Ir al contenido principal

El bulevar de los hombres sin alma




En silencio, petrificado ante un mundo que desprecia, el hombre sin alma respira hondo, rítmicamente, como controlado por un diapasón imaginario, sólo su pecho y sus pupilas se mueven, sólo ellos indican que hay vida en ésta estatua de sal, en éste saco de huesos, carne y odio, que recorta con su mirada la lejana silueta de una mujer a la que, diligentemente, se dispone a matar.

Pegado a la mira telescópica de su rifle, ésta se convierte en un cordón umbilical inverso, que conecta a asesino y víctima y que transmite en vez de alimento, muerte, que permite a Darko y sus compañeros de caza, sembrar de terror el bulevar Mese Selimovica, la avenida de los francotiradores, los dominios de unos Dioses crueles, indiscriminados, para los que un buen día es aquel que termina con media docena de personas desangradas sobre el asfalto, a la vista de las cámaras de la CNN, dando la vuelta al planeta en un minuto, extendiendo el horror a la hora de la comida desde el telediario de las tres, haciendo que los políticos practiquen malabarismos con tal de mirar a otro lado.
Con tal de que no les salpique la sangre.
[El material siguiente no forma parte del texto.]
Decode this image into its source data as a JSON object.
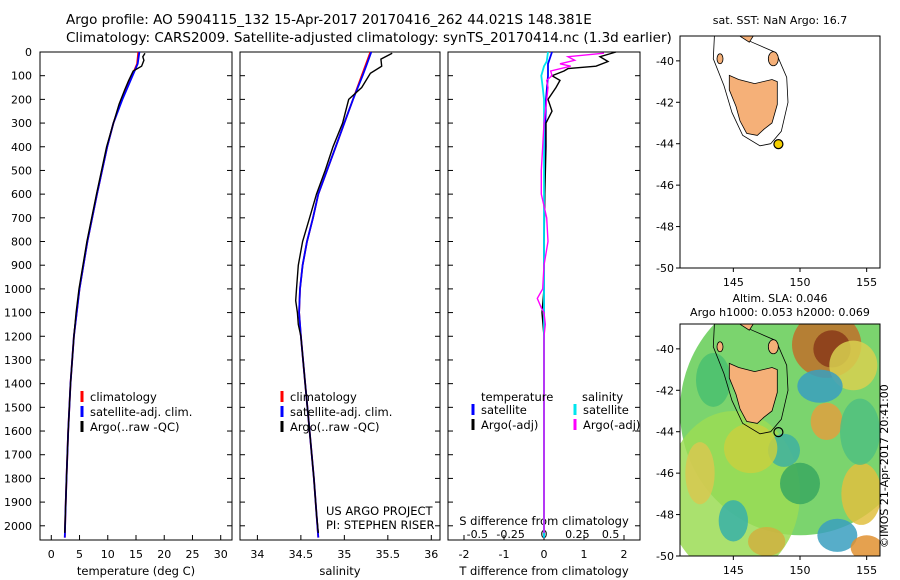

La bala que te mata es la que no oyes, Darko lo sabe bien, ya ha perdido la cuenta, el número de miradas que, sorprendidas, repasan el cielo mientras su existencia se evapora, elige con precisión el camino, dibuja en su cabeza con cuidado, la trayectoria parabólica que el proyectil seguirá hasta destrozar la cara interna del muslo de la mujer, rompiendo su femoral, pintando de rojo el bulevar, si lo hace bien sus gritos atraerán a algún valiente, algún hermano, marido o vecino dispuesto a jugarse a pecho descubierto el todo por el todo.

Para ellos también tiene balas.

Cuando por fin su miserable cerebro da la orden de apretar el gatillo, el dedo índice de Darko genera con una caricia una cascada funesta, una explosión controlada que se apodera del rifle, lo golpea contra su hombro y proyecta con un trueno una pieza metálica caliente, que devora el aire, que se come el mundo a ochocientos metros por segundo hasta atravesar un frágil cuerpo que como un castillo de naipes desmoronado, golpea el asfalto.

La adrenalina del hombre sin alma se desborda, el pútrido corazón de Darko comienza a bombear sangre a mansalva, a hinchar las arterias que alimentan el lugar donde debiera habitar su conciencia, es inútil, los hombres sin alma no son más que una infame jugarreta de la madre naturaleza, un saco de células y mierda en descomposición mantenidos en pie de forma artificial, una panda de peleles que se mueve al ritmo que otros le marcan sin saber que en el fondo, desde el primero de sus días, nacieron muertos.

Darko sonríe, se relame, hace una muesca en su culata y se siente un héroe, uno de tantos a los que la gran madre patria, en lo más profundo de su ser, preferiría no haber parido.

Comentarios

Hispa ha dicho que…
¡Ah, ah, ah! Esta vez llegué yo primero, pero mirando la vida y la muerte desde el otro lado de la mira telescópica.

Un gran relato, como siempre.
Javi ha dicho que…
Coño! son relatos casi complementarios...

Supongo que la triste historia de Sarajevo se puede mirar desde muchos ángulos.

Gracias por tu visita y tu aportación.